Ein völliges Desaster mit allerdings beachtlichem Unterhaltungswert wurde heute auf dem Wissenschaftsolymp “Science” veröffentlicht. Um seinen sehr schlechten Eindruck von vielen open access Wissenschaftsjournals in der Pharmakologie zu bestätigen, produzierte der Science Journalist John Bohannon ein fake paper mit vermeintlich spektakulären Ergebnissen in der Krebsforschung. Die Fehler waren liebevoll und doch überdeutlich in den Text gestreut, und jeder Erstsemester sollte sie eigentlich bemerken. Trotzdem genügte der Text allen formalen Kriterien eines Papers.

The goal was to create a credible but mundane scientific paper, one with such grave errors that a competent peer reviewer should easily identify it as flawed and unpublishable. Submitting identical papers to hundreds of journals would be asking for trouble. But the papers had to be similar enough that the outcomes between journals could be comparable. So I created a scientific version of Mad Libs.

The paper took this form: Molecule X from lichen species Y inhibits the growth of cancer cell Z. To substitute for those variables, I created a database of molecules, lichens, and cancer cell lines and wrote a computer program to generate hundreds of unique papers. Other than those differences, the scientific content of each paper is identical.

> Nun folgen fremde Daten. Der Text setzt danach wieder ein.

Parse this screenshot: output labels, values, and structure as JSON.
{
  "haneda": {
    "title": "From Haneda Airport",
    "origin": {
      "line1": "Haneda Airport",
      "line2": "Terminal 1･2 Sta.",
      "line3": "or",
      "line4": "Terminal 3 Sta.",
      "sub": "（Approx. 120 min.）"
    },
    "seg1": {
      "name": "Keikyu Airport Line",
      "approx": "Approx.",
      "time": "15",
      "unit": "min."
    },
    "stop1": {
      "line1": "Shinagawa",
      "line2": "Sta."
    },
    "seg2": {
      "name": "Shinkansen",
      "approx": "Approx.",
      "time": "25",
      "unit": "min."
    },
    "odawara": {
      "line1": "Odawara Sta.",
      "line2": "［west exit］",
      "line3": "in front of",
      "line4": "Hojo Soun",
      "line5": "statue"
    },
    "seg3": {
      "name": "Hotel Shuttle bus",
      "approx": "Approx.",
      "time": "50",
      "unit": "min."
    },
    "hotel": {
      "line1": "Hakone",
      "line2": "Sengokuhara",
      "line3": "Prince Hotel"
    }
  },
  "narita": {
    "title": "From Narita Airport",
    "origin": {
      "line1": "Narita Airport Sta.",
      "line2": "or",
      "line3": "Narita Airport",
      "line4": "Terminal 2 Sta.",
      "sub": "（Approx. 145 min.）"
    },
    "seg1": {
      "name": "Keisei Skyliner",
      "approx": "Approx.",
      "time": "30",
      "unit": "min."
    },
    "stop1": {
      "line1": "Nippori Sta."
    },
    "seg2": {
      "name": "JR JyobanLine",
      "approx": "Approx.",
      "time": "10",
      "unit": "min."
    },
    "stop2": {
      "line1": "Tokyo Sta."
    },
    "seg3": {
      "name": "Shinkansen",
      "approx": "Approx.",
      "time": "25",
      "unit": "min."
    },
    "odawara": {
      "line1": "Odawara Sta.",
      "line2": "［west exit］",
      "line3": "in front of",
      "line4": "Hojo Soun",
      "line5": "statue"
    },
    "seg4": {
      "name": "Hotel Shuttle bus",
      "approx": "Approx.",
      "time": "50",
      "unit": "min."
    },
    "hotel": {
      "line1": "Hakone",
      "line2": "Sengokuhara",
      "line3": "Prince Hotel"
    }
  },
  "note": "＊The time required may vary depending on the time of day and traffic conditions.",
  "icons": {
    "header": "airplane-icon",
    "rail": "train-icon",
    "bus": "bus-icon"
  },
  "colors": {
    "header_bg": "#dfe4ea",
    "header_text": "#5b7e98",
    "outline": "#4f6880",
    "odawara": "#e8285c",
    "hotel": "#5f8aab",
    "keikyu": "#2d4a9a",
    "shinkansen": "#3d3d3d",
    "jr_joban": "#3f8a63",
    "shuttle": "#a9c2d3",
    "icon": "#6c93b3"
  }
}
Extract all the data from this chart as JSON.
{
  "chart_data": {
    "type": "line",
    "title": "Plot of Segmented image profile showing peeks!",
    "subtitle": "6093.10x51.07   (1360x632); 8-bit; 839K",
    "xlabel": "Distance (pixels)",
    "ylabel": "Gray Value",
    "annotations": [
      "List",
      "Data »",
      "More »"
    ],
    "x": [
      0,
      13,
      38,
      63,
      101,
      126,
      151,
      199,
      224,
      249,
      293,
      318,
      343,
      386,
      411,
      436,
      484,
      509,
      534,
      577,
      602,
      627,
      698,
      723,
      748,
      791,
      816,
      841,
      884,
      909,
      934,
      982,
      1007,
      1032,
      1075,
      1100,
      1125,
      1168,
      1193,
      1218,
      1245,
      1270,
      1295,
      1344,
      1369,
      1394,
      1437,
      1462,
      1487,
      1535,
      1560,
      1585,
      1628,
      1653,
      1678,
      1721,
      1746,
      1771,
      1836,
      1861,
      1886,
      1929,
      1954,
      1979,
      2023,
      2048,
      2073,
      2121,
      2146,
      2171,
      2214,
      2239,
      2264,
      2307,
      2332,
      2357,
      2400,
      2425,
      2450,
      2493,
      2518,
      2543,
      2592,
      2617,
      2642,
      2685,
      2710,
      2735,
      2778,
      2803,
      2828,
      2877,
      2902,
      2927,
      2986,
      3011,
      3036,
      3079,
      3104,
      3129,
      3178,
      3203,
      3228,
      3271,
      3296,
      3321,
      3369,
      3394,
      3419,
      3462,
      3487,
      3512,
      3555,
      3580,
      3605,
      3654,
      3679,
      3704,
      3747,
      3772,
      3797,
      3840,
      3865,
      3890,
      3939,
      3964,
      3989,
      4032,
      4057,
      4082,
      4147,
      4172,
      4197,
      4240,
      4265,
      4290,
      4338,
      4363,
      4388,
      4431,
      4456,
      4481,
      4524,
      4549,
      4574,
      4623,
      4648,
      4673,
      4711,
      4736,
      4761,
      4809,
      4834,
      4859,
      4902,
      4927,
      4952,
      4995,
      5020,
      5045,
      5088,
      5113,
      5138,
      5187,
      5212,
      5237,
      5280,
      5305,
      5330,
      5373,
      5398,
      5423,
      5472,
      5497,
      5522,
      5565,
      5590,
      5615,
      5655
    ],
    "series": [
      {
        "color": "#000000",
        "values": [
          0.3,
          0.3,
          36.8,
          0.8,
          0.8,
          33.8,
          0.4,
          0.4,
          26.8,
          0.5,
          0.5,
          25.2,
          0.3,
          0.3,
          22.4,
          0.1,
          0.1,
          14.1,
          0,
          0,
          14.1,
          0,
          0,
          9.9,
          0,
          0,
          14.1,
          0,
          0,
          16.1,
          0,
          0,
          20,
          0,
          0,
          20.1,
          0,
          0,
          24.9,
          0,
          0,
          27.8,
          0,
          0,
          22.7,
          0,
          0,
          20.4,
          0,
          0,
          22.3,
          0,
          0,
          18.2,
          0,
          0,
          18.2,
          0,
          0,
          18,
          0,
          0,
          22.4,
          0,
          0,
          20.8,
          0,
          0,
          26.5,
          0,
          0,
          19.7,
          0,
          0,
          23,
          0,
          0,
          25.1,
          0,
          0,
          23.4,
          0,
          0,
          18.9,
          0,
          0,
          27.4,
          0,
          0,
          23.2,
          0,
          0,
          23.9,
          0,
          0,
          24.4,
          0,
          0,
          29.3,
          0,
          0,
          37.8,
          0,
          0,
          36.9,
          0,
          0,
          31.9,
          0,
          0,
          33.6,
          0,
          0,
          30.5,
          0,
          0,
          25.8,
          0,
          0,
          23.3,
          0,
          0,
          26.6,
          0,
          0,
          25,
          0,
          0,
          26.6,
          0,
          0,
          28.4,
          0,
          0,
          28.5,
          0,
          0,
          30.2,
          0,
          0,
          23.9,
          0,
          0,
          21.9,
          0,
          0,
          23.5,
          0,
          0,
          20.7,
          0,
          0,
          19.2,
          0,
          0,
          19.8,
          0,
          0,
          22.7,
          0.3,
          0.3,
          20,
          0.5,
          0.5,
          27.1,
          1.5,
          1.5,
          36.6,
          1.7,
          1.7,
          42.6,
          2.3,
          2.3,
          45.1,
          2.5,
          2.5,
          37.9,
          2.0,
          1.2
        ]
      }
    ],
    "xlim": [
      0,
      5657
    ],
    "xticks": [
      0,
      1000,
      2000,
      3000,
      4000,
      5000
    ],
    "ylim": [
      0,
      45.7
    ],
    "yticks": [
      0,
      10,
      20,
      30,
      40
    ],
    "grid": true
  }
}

The fictitious authors are affiliated with fictitious African institutions. I generated the authors, such as Ocorrafoo M. L. Cobange, by randomly permuting African first and last names harvested from online databases, and then randomly adding middle initials. For the affiliations, such as the Wassee Institute of Medicine, I randomly combined Swahili words and African names with generic institutional words and African capital cities. My hope was that using developing world authors and institutions would arouse less suspicion if a curious editor were to find nothing about them on the Internet.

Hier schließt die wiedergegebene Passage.